Winner: Eminem for Lipton Brisk and Chrysler. It's hard to make Detroit look like a place you'd want to visit but Chrysler managed it. On YouTube, this spot was one of the most viewed within 24 hours of the game. And Lipton's claymation just keeps getting stronger.


Loser: HomeAway's ad was too busy to be understood. There's so much going on in this ad and almost none of it is explaining the vacation home concept. What was that big onion-dome building at the end? Maybe next time, show the vacations? Just a thought.


Winner: Angry Birds' Rio tie in. Pure genius. Spoiler alert: The tie-in actually looks more interesting than the movie. The secret code that opens a new level to the addictive iPhone/Android game can be seen at 0.27, right after the monkey falls over.

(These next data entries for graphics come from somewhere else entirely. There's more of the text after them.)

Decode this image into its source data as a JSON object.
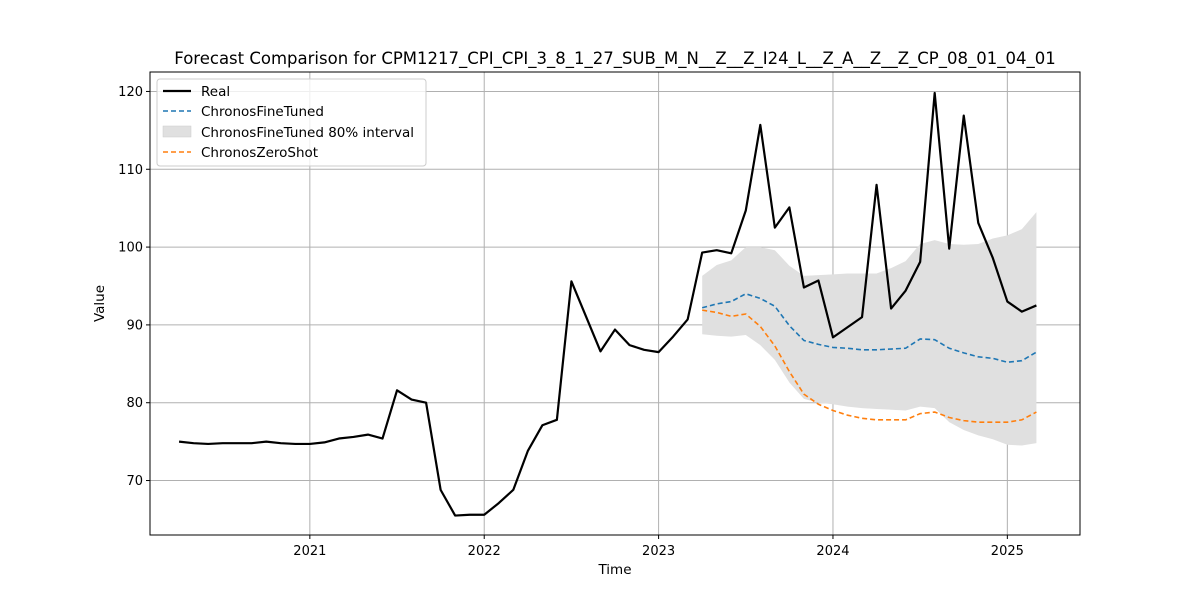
{
  "chart_data": {
    "type": "line",
    "title": "Forecast Comparison for CPM1217_CPI_CPI_3_8_1_27_SUB_M_N__Z__Z_I24_L__Z_A__Z__Z_CP_08_01_04_01",
    "xlabel": "Time",
    "ylabel": "Value",
    "xlim": [
      "2020-02-01",
      "2025-06-01"
    ],
    "ylim": [
      63,
      122.5
    ],
    "x_ticks": [
      "2021",
      "2022",
      "2023",
      "2024",
      "2025"
    ],
    "y_ticks": [
      70,
      80,
      90,
      100,
      110,
      120
    ],
    "grid": true,
    "legend_position": "top-left",
    "colors": {
      "real": "#000000",
      "finetuned": "#1f77b4",
      "zeroshot": "#ff7f0e",
      "interval": "#e0e0e0",
      "grid": "#b0b0b0"
    },
    "series": [
      {
        "name": "Real",
        "style": "solid",
        "x": [
          "2020-04",
          "2020-05",
          "2020-06",
          "2020-07",
          "2020-08",
          "2020-09",
          "2020-10",
          "2020-11",
          "2020-12",
          "2021-01",
          "2021-02",
          "2021-03",
          "2021-04",
          "2021-05",
          "2021-06",
          "2021-07",
          "2021-08",
          "2021-09",
          "2021-10",
          "2021-11",
          "2021-12",
          "2022-01",
          "2022-02",
          "2022-03",
          "2022-04",
          "2022-05",
          "2022-06",
          "2022-07",
          "2022-08",
          "2022-09",
          "2022-10",
          "2022-11",
          "2022-12",
          "2023-01",
          "2023-02",
          "2023-03",
          "2023-04",
          "2023-05",
          "2023-06",
          "2023-07",
          "2023-08",
          "2023-09",
          "2023-10",
          "2023-11",
          "2023-12",
          "2024-01",
          "2024-02",
          "2024-03",
          "2024-04",
          "2024-05",
          "2024-06",
          "2024-07",
          "2024-08",
          "2024-09",
          "2024-10",
          "2024-11",
          "2024-12",
          "2025-01",
          "2025-02",
          "2025-03"
        ],
        "values": [
          75.0,
          74.8,
          74.7,
          74.8,
          74.8,
          74.8,
          75.0,
          74.8,
          74.7,
          74.7,
          74.9,
          75.4,
          75.6,
          75.9,
          75.4,
          81.6,
          80.4,
          80.0,
          68.8,
          65.5,
          65.6,
          65.6,
          67.1,
          68.8,
          73.8,
          77.1,
          77.8,
          95.6,
          91.1,
          86.6,
          89.4,
          87.4,
          86.8,
          86.5,
          88.5,
          90.7,
          99.3,
          99.6,
          99.2,
          104.7,
          115.7,
          102.5,
          105.1,
          94.8,
          95.7,
          88.4,
          89.7,
          91.0,
          108.0,
          92.1,
          94.4,
          98.1,
          119.8,
          99.8,
          116.9,
          103.1,
          98.6,
          93.0,
          91.7,
          92.5
        ]
      },
      {
        "name": "ChronosFineTuned",
        "style": "dashed",
        "x": [
          "2023-04",
          "2023-05",
          "2023-06",
          "2023-07",
          "2023-08",
          "2023-09",
          "2023-10",
          "2023-11",
          "2023-12",
          "2024-01",
          "2024-02",
          "2024-03",
          "2024-04",
          "2024-05",
          "2024-06",
          "2024-07",
          "2024-08",
          "2024-09",
          "2024-10",
          "2024-11",
          "2024-12",
          "2025-01",
          "2025-02",
          "2025-03"
        ],
        "values": [
          92.2,
          92.7,
          93.0,
          94.0,
          93.4,
          92.4,
          89.9,
          88.0,
          87.5,
          87.1,
          87.0,
          86.8,
          86.8,
          86.9,
          87.0,
          88.2,
          88.1,
          87.0,
          86.4,
          85.9,
          85.7,
          85.2,
          85.4,
          86.5
        ]
      },
      {
        "name": "ChronosFineTuned 80% interval",
        "style": "band",
        "x": [
          "2023-04",
          "2023-05",
          "2023-06",
          "2023-07",
          "2023-08",
          "2023-09",
          "2023-10",
          "2023-11",
          "2023-12",
          "2024-01",
          "2024-02",
          "2024-03",
          "2024-04",
          "2024-05",
          "2024-06",
          "2024-07",
          "2024-08",
          "2024-09",
          "2024-10",
          "2024-11",
          "2024-12",
          "2025-01",
          "2025-02",
          "2025-03"
        ],
        "lower": [
          88.8,
          88.6,
          88.5,
          88.7,
          87.4,
          85.5,
          82.6,
          80.5,
          80.0,
          79.8,
          79.5,
          79.3,
          79.2,
          79.1,
          79.0,
          79.5,
          79.3,
          77.5,
          76.5,
          75.8,
          75.3,
          74.6,
          74.5,
          74.8
        ],
        "upper": [
          96.3,
          97.7,
          98.3,
          100.0,
          100.0,
          99.6,
          97.6,
          96.3,
          96.4,
          96.5,
          96.6,
          96.6,
          96.6,
          97.3,
          98.2,
          100.4,
          100.9,
          100.4,
          100.3,
          100.4,
          101.1,
          101.5,
          102.3,
          104.5
        ]
      },
      {
        "name": "ChronosZeroShot",
        "style": "dashed",
        "x": [
          "2023-04",
          "2023-05",
          "2023-06",
          "2023-07",
          "2023-08",
          "2023-09",
          "2023-10",
          "2023-11",
          "2023-12",
          "2024-01",
          "2024-02",
          "2024-03",
          "2024-04",
          "2024-05",
          "2024-06",
          "2024-07",
          "2024-08",
          "2024-09",
          "2024-10",
          "2024-11",
          "2024-12",
          "2025-01",
          "2025-02",
          "2025-03"
        ],
        "values": [
          91.9,
          91.6,
          91.1,
          91.4,
          89.8,
          87.3,
          84.0,
          81.1,
          79.8,
          79.0,
          78.4,
          78.0,
          77.8,
          77.8,
          77.8,
          78.6,
          78.8,
          78.1,
          77.7,
          77.5,
          77.5,
          77.5,
          77.8,
          78.8
        ]
      }
    ]
  }
}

Dropped pass of the game: Groupon: What the heck? The coupon giant's first Super Bowl ads were eagerly awaited and then ... this. Making fun of whale extinction? Shrugging your shoulders at rainforest destruction? There's a lot to say about the situation in Tibet, but making light of human rights abuses to sell restaurant discounts was the worst thing this nascent brand could have done. That fish curry may have been amazing, but it left a bad taste in my mouth. Hopefully, there's a conference room at Groupon HQ in Chicago where a brand manager is getting yelled at by his or her C-level bosses this morning.